Status: OWNED (350 shares, ₹1.0L invested, ~7% of portfolio)
Quality Score: 15/25 (Grade B: Moderate Conviction)
Last Updated: 2026-03-12 | Source: Screener.in + Groww MCP
Entry: ₹286.5 avg | CMP: ₹288 | P&L: +0.59%
One-line thesis: Small-cap AI/analytics IT services company at 16.7x P/E with 4.34% dividend yield and strong institutional accumulation (FII 0.25%→3.55%, DII 0%→9.41%) — a value IT play where the dividend provides a floor and smart money is clearly buying.
Action: HOLD
| Level | Price | Trigger |
|---|---|---|
| Buy / Add | ₹250 – ₹275 | P/E would be ~14x at ₹250 — very cheap for quality IT with 4%+ yield; institutional backing makes this a strong add |
| Hold | ₹275 – ₹340 | Current range (CMP ₹288, entry ₹286.5 avg) — dividend yield ~4.3% provides floor |
| Sell / Exit | At trigger | Revenue growth turns negative for 2 quarters; dividend cut; institutional selling reversal |
Why now (Mar 2026): Near entry price (+0.59%). Q2 FY26 profit doubled QoQ (₹76 Cr vs ₹35–39 Cr) — needs investigation if structural or one-time. The institutional accumulation signal is the most important indicator; as long as FIIs and DIIs are holding/adding, the thesis is intact.
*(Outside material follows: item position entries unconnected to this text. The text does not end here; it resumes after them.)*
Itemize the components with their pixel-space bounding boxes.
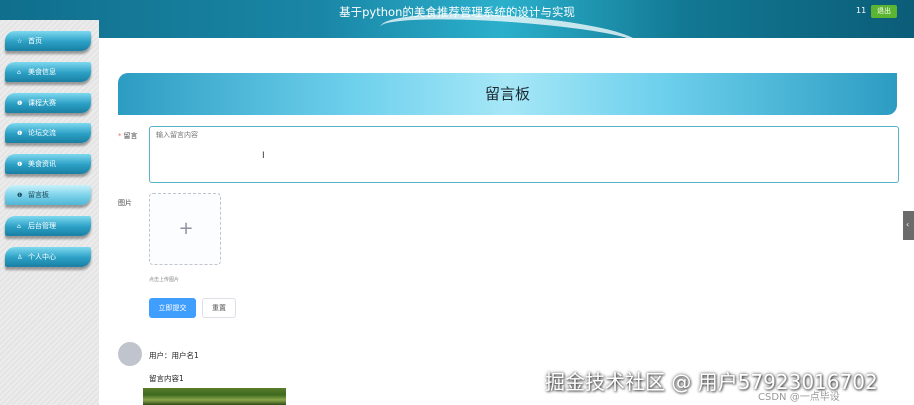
info-icon: ❶	[17, 130, 23, 137]
avatar	[118, 342, 142, 366]
message-image	[143, 388, 286, 405]
app-title: 基于python的美食推荐管理系统的设计与实现	[339, 5, 575, 19]
juejin-watermark: 掘金技术社区 @ 用户5792301670​2	[545, 370, 878, 394]
sidebar-item-admin[interactable]: ⌂ 后台管理	[5, 216, 91, 236]
home-icon: ⌂	[17, 223, 21, 230]
page-title-banner: 留言板	[118, 73, 897, 115]
sidebar-item-label: 个人中心	[28, 253, 56, 261]
star-icon: ☆	[17, 38, 23, 45]
message-content: 留言内容1	[149, 374, 184, 383]
info-icon: ❶	[17, 100, 23, 107]
sidebar-item-label: 美食信息	[28, 68, 56, 76]
sidebar-item-message-board[interactable]: ❶ 留言板	[5, 185, 91, 205]
sidebar-item-label: 后台管理	[28, 222, 56, 230]
info-icon: ❶	[17, 192, 23, 199]
text-cursor-icon: I	[262, 151, 265, 161]
sidebar-item-forum[interactable]: ❶ 论坛交流	[5, 123, 91, 143]
plus-icon: +	[178, 218, 194, 239]
sidebar-item-course-contest[interactable]: ❶ 课程大赛	[5, 93, 91, 113]
submit-button[interactable]: 立即提交	[149, 298, 196, 318]
required-mark: *	[118, 132, 122, 140]
sidebar-item-label: 美食资讯	[28, 160, 56, 168]
header-counter: 11	[856, 6, 867, 15]
sidebar-item-label: 论坛交流	[28, 129, 56, 137]
upload-hint: 点击上传图片	[149, 277, 180, 283]
info-icon: ❶	[17, 161, 23, 168]
sidebar-item-label: 首页	[28, 37, 42, 45]
image-upload-box[interactable]: +	[149, 193, 221, 265]
chevron-left-icon: ‹	[906, 220, 910, 229]
bag-icon: ⌂	[17, 69, 21, 76]
message-username: 用户：用户名1	[149, 351, 199, 360]
page-title: 留言板	[484, 85, 530, 103]
content-label-text: 留言	[123, 132, 138, 140]
logout-button[interactable]: 退出	[871, 5, 897, 18]
content-label: * 留言	[118, 131, 138, 141]
user-icon: ♙	[17, 254, 23, 261]
sidebar-item-food-news[interactable]: ❶ 美食资讯	[5, 154, 91, 174]
sidebar-item-food-info[interactable]: ⌂ 美食信息	[5, 62, 91, 82]
sidebar: ☆ 首页 ⌂ 美食信息 ❶ 课程大赛 ❶ 论坛交流 ❶ 美食资讯 ❶ 留言板 ⌂ 后台管理 ♙…	[0, 20, 99, 405]
image-label: 图片	[118, 199, 132, 207]
sidebar-item-home[interactable]: ☆ 首页	[5, 31, 91, 51]
sidebar-item-label: 留言板	[28, 191, 49, 199]
reset-button[interactable]: 重置	[202, 298, 236, 318]
back-to-top-button[interactable]: ‹	[903, 211, 914, 240]
sidebar-item-profile[interactable]: ♙ 个人中心	[5, 247, 91, 267]
sidebar-item-label: 课程大赛	[28, 99, 56, 107]
top-header: 基于python的美食推荐管理系统的设计与实现 11 退出	[0, 0, 914, 38]
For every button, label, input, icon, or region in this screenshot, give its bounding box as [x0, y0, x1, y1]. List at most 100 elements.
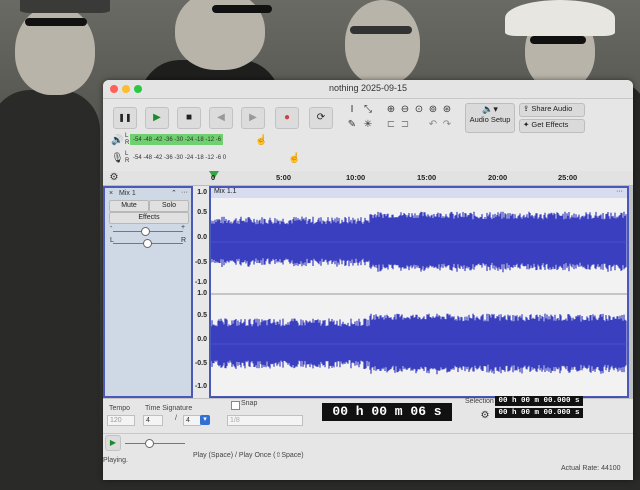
draw-tool-icon[interactable]: ✎ — [346, 119, 358, 131]
ruler-tick: 0 — [211, 173, 216, 182]
skip-to-end-button[interactable]: ▶ — [241, 107, 265, 129]
time-sig-slash: / — [175, 415, 177, 422]
timeline-settings-icon[interactable]: ⚙ — [108, 172, 120, 184]
selection-end[interactable]: 00 h 00 m 00.000 s — [495, 408, 583, 418]
share-audio-button[interactable]: ⇪ Share Audio — [519, 103, 585, 117]
bottom-bar: Tempo 120 Time Signature 4 / 4 ▾ Snap 1/… — [103, 396, 633, 480]
multi-tool-icon[interactable]: ✳ — [362, 119, 374, 131]
ruler-tick: 20:00 — [488, 173, 508, 182]
audio-clip[interactable]: Mix 1.1 ··· — [209, 186, 629, 398]
zoom-in-icon[interactable]: ⊕ — [385, 104, 397, 116]
selection-tool-icon[interactable]: I — [346, 104, 358, 116]
glasses — [25, 18, 87, 26]
fit-project-icon[interactable]: ⊚ — [427, 104, 439, 116]
scale-label: -1.0 — [194, 279, 207, 286]
timeline-ruler[interactable]: ⚙ 0 5:00 10:00 15:00 20:00 25:00 — [103, 171, 633, 186]
trim-icon[interactable]: ⊏ — [385, 119, 397, 131]
scale-label: -0.5 — [194, 259, 207, 266]
audacity-window: nothing 2025-09-15 ❚❚ ▶ ■ ◀ ▶ ● ⟳ I ⤡ ✎ … — [103, 80, 633, 480]
waveform[interactable] — [211, 198, 627, 396]
clip-header[interactable]: Mix 1.1 ··· — [211, 188, 627, 198]
track-menu-icon[interactable]: ··· — [181, 189, 188, 196]
amplitude-scale: 1.0 0.5 0.0 -0.5 -1.0 1.0 0.5 0.0 -0.5 -… — [193, 186, 209, 398]
playing-status: Playing. — [103, 457, 128, 464]
selection-label: Selection — [465, 398, 494, 405]
track-name[interactable]: Mix 1 — [119, 190, 136, 197]
gain-slider-thumb[interactable] — [141, 227, 150, 236]
solo-button[interactable]: Solo — [149, 200, 189, 212]
ruler-tick: 5:00 — [276, 173, 292, 182]
record-volume-handle-icon[interactable]: ☝ — [288, 153, 300, 165]
fit-selection-icon[interactable]: ⊙ — [413, 104, 425, 116]
toolbar: ❚❚ ▶ ■ ◀ ▶ ● ⟳ I ⤡ ✎ ✳ ⊕ ⊖ ⊙ ⊚ ⊛ ⊏ ⊐ ↶ ↷… — [103, 99, 633, 172]
track-area: × Mix 1 ⌃ ··· Mute Solo Effects - + L R … — [103, 186, 633, 398]
play-button[interactable]: ▶ — [145, 107, 169, 129]
glasses — [530, 36, 586, 44]
redo-icon[interactable]: ↷ — [441, 119, 453, 131]
get-effects-button[interactable]: ✦ Get Effects — [519, 119, 585, 133]
time-sig-numerator[interactable]: 4 — [143, 415, 163, 426]
track-control-panel[interactable]: × Mix 1 ⌃ ··· Mute Solo Effects - + L R — [103, 186, 193, 398]
zoom-out-icon[interactable]: ⊖ — [399, 104, 411, 116]
snap-select[interactable]: 1/8 — [227, 415, 303, 426]
time-display[interactable]: 00 h 00 m 06 s — [322, 403, 452, 421]
undo-icon[interactable]: ↶ — [427, 119, 439, 131]
gain-minus-label: - — [110, 224, 113, 231]
tempo-label: Tempo — [109, 405, 131, 412]
playback-speaker-icon: 🔊 — [111, 135, 124, 146]
person-body — [0, 90, 100, 490]
tempo-field[interactable]: 120 — [107, 415, 135, 426]
close-track-icon[interactable]: × — [109, 190, 113, 197]
scale-label: -0.5 — [194, 360, 207, 367]
pause-button[interactable]: ❚❚ — [113, 107, 137, 129]
scale-label: 0.5 — [197, 209, 207, 216]
microphone-icon: 🎙 — [111, 153, 124, 164]
collapse-track-icon[interactable]: ⌃ — [171, 189, 177, 197]
audio-setup-button[interactable]: 🔈▾ Audio Setup — [465, 103, 515, 133]
scale-label: -1.0 — [194, 383, 207, 390]
share-audio-label: Share Audio — [531, 104, 573, 113]
time-sig-dropdown-icon[interactable]: ▾ — [200, 415, 210, 425]
hat — [20, 0, 110, 13]
mute-button[interactable]: Mute — [109, 200, 149, 212]
speaker-icon: 🔈▾ — [482, 104, 498, 114]
snap-checkbox[interactable] — [231, 401, 240, 410]
window-title: nothing 2025-09-15 — [328, 83, 408, 93]
ruler-tick: 15:00 — [417, 173, 437, 182]
time-signature-label: Time Signature — [145, 405, 193, 412]
divider — [103, 433, 633, 434]
ruler-tick: 10:00 — [346, 173, 366, 182]
clip-menu-icon[interactable]: ··· — [616, 188, 623, 195]
playback-volume-handle-icon[interactable]: ☝ — [255, 135, 267, 147]
scale-label: 1.0 — [197, 189, 207, 196]
playback-meter-ticks: -54 -48 -42 -36 -30 -24 -18 -12 -6 — [133, 137, 222, 143]
record-button[interactable]: ● — [275, 107, 299, 129]
silence-icon[interactable]: ⊐ — [399, 119, 411, 131]
play-at-speed-button[interactable]: ▶ — [105, 435, 121, 451]
playback-meter-channels: L R — [125, 133, 130, 146]
hat — [505, 0, 615, 36]
pan-slider-thumb[interactable] — [143, 239, 152, 248]
glasses — [212, 5, 272, 13]
play-speed-slider[interactable] — [125, 443, 185, 444]
envelope-tool-icon[interactable]: ⤡ — [362, 104, 374, 116]
get-effects-label: Get Effects — [531, 120, 569, 129]
stop-button[interactable]: ■ — [177, 107, 201, 129]
record-meter-ticks: -54 -48 -42 -36 -30 -24 -18 -12 -6 0 — [133, 155, 227, 161]
selection-settings-icon[interactable]: ⚙ — [479, 410, 491, 422]
skip-to-start-button[interactable]: ◀ — [209, 107, 233, 129]
loop-button[interactable]: ⟳ — [309, 107, 333, 129]
scale-label: 1.0 — [197, 290, 207, 297]
person-head — [345, 0, 420, 85]
play-speed-thumb[interactable] — [145, 439, 154, 448]
ruler-tick: 25:00 — [558, 173, 578, 182]
scale-label: 0.0 — [197, 234, 207, 241]
zoom-toggle-icon[interactable]: ⊛ — [441, 104, 453, 116]
title-bar: nothing 2025-09-15 — [103, 80, 633, 99]
time-sig-denominator[interactable]: 4 — [183, 415, 201, 426]
effects-button[interactable]: Effects — [109, 212, 189, 224]
record-meter-channels: L R — [125, 151, 130, 164]
selection-start[interactable]: 00 h 00 m 00.000 s — [495, 396, 583, 406]
scale-label: 0.0 — [197, 336, 207, 343]
scale-label: 0.5 — [197, 312, 207, 319]
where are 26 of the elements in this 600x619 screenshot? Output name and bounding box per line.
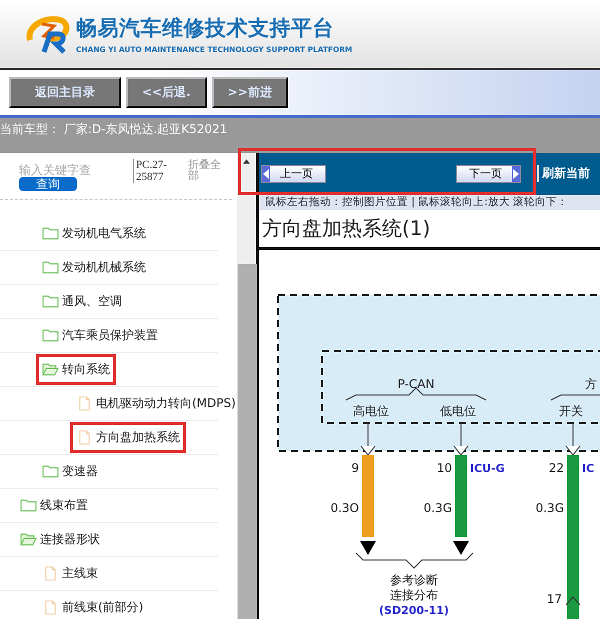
tree-item[interactable]: 前线束(前部分) xyxy=(36,592,150,619)
tree-item[interactable]: 发动机机械系统 xyxy=(36,252,152,283)
tree-item[interactable]: 发动机电气系统 xyxy=(36,218,152,249)
code-text: PC.27-25877 xyxy=(133,159,180,183)
tree-item[interactable]: 线束布置 xyxy=(14,490,94,521)
previous-page-button[interactable]: 上一页 xyxy=(261,164,326,183)
tree-item[interactable]: 汽车乘员保护装置 xyxy=(36,320,164,351)
page-title: 方向盘加热系统(1) xyxy=(259,210,600,250)
tree-item[interactable]: 变速器 xyxy=(36,456,104,487)
wiring-diagram: P-CAN 高电位 低电位 方 开关 9 0.3O 10 0.3G ICU-G 22 0.3G IC 参考诊断 连接分布 (SD200-11) 17 xyxy=(259,250,600,619)
site-title: 畅易汽车维修技术支持平台 xyxy=(76,15,335,42)
hint-text: 鼠标左右拖动：控制图片位置 | 鼠标滚轮向上:放大 滚轮向下： xyxy=(259,194,600,210)
toolbar-button[interactable]: >>前进 xyxy=(212,77,288,108)
refresh-link[interactable]: 刷新当前 xyxy=(537,165,590,182)
tree-item[interactable]: 连接器形状 xyxy=(14,524,106,555)
toolbar-button[interactable]: 返回主目录 xyxy=(9,77,121,108)
current-model-text: 当前车型： 厂家:D-东风悦达.起亚K52021 xyxy=(0,122,228,136)
next-page-button[interactable]: 下一页 xyxy=(456,164,521,183)
tree-item[interactable]: 转向系统 xyxy=(36,354,116,385)
tree-item[interactable]: 主线束 xyxy=(36,558,104,589)
search-button[interactable]: 查询 xyxy=(19,177,77,191)
search-field[interactable]: 输入关键字查 xyxy=(19,159,123,177)
toolbar-button[interactable]: <<后退. xyxy=(126,77,207,108)
tree-item[interactable]: 通风、空调 xyxy=(36,286,128,317)
tree-item[interactable]: 电机驱动动力转向(MDPS) xyxy=(70,388,237,419)
tree-item[interactable]: 方向盘加热系统 xyxy=(70,422,186,453)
Mid-sized IT services company (₹3,400 Cr market cap) focused on AI, analytics, and digital transformation services. Primarily serves US and European clients. Not a body shop — positioned in the knowledge/AI services segment with higher margins than traditional IT services.
The thesis: Small-cap IT with 4.34% dividend yield, ROE 28.7%, P/E 16.7x — value IT play with institutional accumulation (FIIs 0.25%→3.55%, DIIs 0%→9.41% in 2 years).
| Dimension | Score | Notes |
|---|---|---|
| MOAT | 2 | IT services has weak moat — clients can switch vendors. AI/analytics positioning helps but not a durable moat. |
| Management | 3 | Promoter 51.88% stable. Consistent dividend (4.34% yield at current price). Capital allocation is shareholder-friendly. |
| Financials | 3 | ROE 28.7%, ROCE 22.8%, OPM 16%. Solid but not exceptional. Revenue growth only 9% 3Y CAGR — decelerating. |
| Growth Runway | 3 | AI services demand growing, but R Systems is small and competing with TCS/Infosys/HCL in the same space. |
| Valuation | 4 | P/E 16.7x with 4.34% dividend yield. Institutional accumulation (FII + DII buying). Cheap for quality. |
| Total | 15/25 | Grade B |
| Year | Revenue (₹Cr) | Net Profit (₹Cr) | EPS | OPM% |
|---|---|---|---|---|
| FY22 | 1,516 | 140 | ₹11.81 | — |
| FY23 | 1,685 | 140 | ₹11.84 | — |
| FY24 | 1,742 | 131 | ₹11.09 | 15% |
| FY25 | 1,958 | 186 | ₹15.73 | 16% |
| TTM | — | — | — | — |
3Y Revenue CAGR: 9% | 5Y Revenue CAGR: 17% | 5Y Profit CAGR: 20%
| Quarter | Revenue | Net Profit | EPS |
|---|---|---|---|
| Q3 FY25 | ₹499 Cr | ₹35 Cr | ₹2.98 |
| Q4 FY25 | ₹555 Cr | ₹36 Cr | ₹3.08 |
| Q1 FY26 | ₹442 Cr | ₹39 Cr | ₹3.26 |
| Q2 FY26 | ₹462 Cr | ₹76 Cr | ₹6.41 |
Q2 FY26 profit doubled QoQ — significant. Watch if this sustains.
FIIs went from 0.25% → 3.55% and DIIs from 0% → 9.41% in 2 years. Combined institutional holding now ~13% vs near-zero before. When smart money accumulates a small-cap IT company at 16.7x P/E with 4.34% yield, it's worth holding.